While the outcome of Kirk’s trial can be easily predicted from the onset, the actual proceedings result in many intense character interactions. For instance, Lieutenant Shaw’s prosecution of Kirk places both individuals in an uncomfortable position because of their past involvement with one another (a similar dynamic occurs in Star Trek: The Next Generation’s “The Measure of a Man” when Commander Riker is forced to present evidence against Data’s case). This tense situation only escalates when Spock and McCoy are required to testify for and against the character of James T. Kirk. Ultimately, the compelling performances of Shatner, Marshall, Cook, and Nimoy effectively carry an otherwise mediocre narrative, while a memorable twist ending makes for an exciting conclusion to the trial storyline.

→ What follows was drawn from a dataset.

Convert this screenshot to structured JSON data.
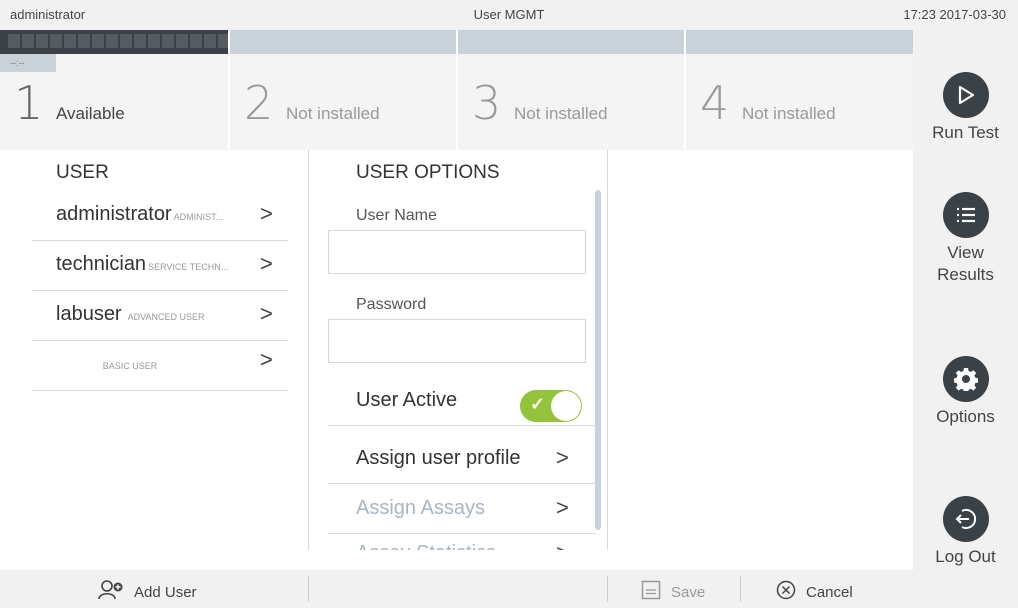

Given Shaw’s obvious conflict of interest, the court’s decision to assign the lieutenant to Kirk’s case makes little sense. Even though the stakes are raised by the opposition of Kirk’s former love interest, no explanation is provided from either a legal or logical standpoint that would justify her ability to operate without bias in these hearings.
Much like “The Ultimate Computer,” “Court Martial” presents an intriguing commentary on whether technological advancements could ever supersede human judgment. On one hand, Commodore Stone (Percy Rodriguez) initially doubts the testimony of Kirk in favor of the account provided by a supposedly infallible computer. However, as Spock later discovers through a series of chess matches, reliance on technology over the word of an honest, morally-grounded human being can lead to grave consequences. While this episode fails to explore the concept of man versus machine with the same nuanced insight as the season two offering mentioned earlier, Star Trek fans should nonetheless enjoy “Court Martial” for its philosophical undertones.
In spite of several continuity flaws, “Court Martial” succeeds thanks to its fascinating mystery plot coupled with a riveting finale. Likewise, science fiction enthusiasts should appreciate this episode’s examination of potential problems centering on hypothetical technology, even though some viewers may prefer spacefaring adventures over starbase settings.